On further investigation (see Segun Adeniyi’s book), I found that, Aondoakaa actually  shot down Soludo’s decision to amend and print New Naira currency profile without Presidential approval as constitutionally required.

Of course, Aondoakaa was right, but the Attorney General didn’t and couldn’t have stopped the CBN from implementing any payment reform that would induce or sustain price stability in the economy. CBN’s power to sustain price stability is enshrined in the 2007 CBN Act. Sadly, however, Soludo chickened out of what was not even a confrontation and unfortunately threw away the baby with the bath water!

So you may be mistaken Mr Okafor, if you think the CBN does not understand the significance of the payments reform I have canvassed in the last 15 years. They know and I hope you don’t mind my saying so, they probably know much better than you ever imagine.

It is because they cannot assail my position without bringing to question the odious rationale behind borrowing trillions of Naira every year and simply sterilizing such funds from any useful application, especially when these loans carry ridiculously high interest rates.  It is ironical that the CBN would turn round to blame the banks for not lending to the real sector, when in fact the same CBN is the real villain.

My dear friend, believe it or not, it is an unfortunate but deliberate scam! Our people will continue to suffer if we don’t cry out.

 Nonetheless, I suggested to the CBN team at our above meeting to simulate the impact of my payments proposal on the economy to convince Naysayers about its efficacy. Unexpectedly, however, Dr Alade suggested that they will prefer that I should personally carry out the simulation and bring the result to their attention!!

As for the Award, you suggested, well my personal satisfaction would be the adoption of the payments proposal I have canvassed for over 15 years. That is all the award I want, because millions of Nigerians will climb out of poverty and Nigerian experts and families in the Diaspora will consider returning to their fatherland and contributing to its growth.

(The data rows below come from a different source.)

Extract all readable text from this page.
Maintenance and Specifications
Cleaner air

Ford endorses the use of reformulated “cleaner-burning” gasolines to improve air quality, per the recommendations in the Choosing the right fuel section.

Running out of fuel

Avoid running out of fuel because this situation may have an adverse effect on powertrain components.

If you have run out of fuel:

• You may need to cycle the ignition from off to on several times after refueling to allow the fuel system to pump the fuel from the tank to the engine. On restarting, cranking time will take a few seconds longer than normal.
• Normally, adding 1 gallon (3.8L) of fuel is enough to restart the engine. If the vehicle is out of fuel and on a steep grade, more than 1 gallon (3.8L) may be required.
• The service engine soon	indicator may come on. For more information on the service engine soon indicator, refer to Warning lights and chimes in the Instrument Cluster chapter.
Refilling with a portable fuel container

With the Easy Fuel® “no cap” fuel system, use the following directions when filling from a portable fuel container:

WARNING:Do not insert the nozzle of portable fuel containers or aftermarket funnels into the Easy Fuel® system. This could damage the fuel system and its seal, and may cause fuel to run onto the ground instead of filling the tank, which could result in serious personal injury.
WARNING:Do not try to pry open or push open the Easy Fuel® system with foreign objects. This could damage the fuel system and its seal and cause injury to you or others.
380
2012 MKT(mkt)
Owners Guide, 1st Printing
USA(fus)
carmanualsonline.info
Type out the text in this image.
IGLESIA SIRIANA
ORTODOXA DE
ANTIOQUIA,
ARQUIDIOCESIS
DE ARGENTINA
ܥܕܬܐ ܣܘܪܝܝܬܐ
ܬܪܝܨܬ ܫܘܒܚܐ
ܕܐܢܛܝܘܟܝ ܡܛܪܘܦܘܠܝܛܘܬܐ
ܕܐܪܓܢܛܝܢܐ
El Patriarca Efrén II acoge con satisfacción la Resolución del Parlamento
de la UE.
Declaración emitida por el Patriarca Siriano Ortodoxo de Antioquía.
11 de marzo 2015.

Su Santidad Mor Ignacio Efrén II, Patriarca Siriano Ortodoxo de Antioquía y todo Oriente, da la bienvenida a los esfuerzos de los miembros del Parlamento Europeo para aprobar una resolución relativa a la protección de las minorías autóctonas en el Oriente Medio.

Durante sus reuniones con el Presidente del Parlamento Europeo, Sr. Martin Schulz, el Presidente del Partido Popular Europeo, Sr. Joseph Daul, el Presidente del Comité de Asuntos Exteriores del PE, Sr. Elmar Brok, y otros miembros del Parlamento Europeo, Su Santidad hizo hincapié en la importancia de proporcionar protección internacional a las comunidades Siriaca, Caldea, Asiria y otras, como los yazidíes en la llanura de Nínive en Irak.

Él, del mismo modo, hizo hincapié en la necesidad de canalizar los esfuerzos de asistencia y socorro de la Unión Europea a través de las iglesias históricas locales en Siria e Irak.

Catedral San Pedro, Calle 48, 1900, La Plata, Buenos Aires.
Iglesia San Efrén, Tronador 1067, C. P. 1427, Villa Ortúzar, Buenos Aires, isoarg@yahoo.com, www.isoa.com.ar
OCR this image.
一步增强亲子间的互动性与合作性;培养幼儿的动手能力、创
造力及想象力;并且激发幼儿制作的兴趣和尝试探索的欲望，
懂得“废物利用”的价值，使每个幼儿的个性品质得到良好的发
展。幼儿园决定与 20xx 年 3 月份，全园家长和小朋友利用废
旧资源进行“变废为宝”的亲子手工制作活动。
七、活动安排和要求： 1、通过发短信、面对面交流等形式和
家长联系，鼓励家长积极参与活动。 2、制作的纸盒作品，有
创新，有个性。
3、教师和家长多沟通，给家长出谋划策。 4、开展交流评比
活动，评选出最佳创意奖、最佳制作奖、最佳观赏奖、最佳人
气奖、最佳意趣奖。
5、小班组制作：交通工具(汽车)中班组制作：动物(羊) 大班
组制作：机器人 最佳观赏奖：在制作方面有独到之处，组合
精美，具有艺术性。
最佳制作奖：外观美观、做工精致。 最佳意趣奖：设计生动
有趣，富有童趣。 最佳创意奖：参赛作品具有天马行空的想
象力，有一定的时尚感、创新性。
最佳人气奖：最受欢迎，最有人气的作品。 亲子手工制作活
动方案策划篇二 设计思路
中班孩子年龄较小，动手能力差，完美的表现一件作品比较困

Furthermore, if the Nigerian economy is liberated, other challenged economies in Africa may borrow a leaf from our success, and more Africans can rise from the depths of poverty to relative prosperity.

Dear Mr Okafor, I have gone to such length to further explain the payments reform that I have canvassed for over 15 years, because, I think, you truly care.

Remain blessed and enjoy the peace that should accompany the Easter break.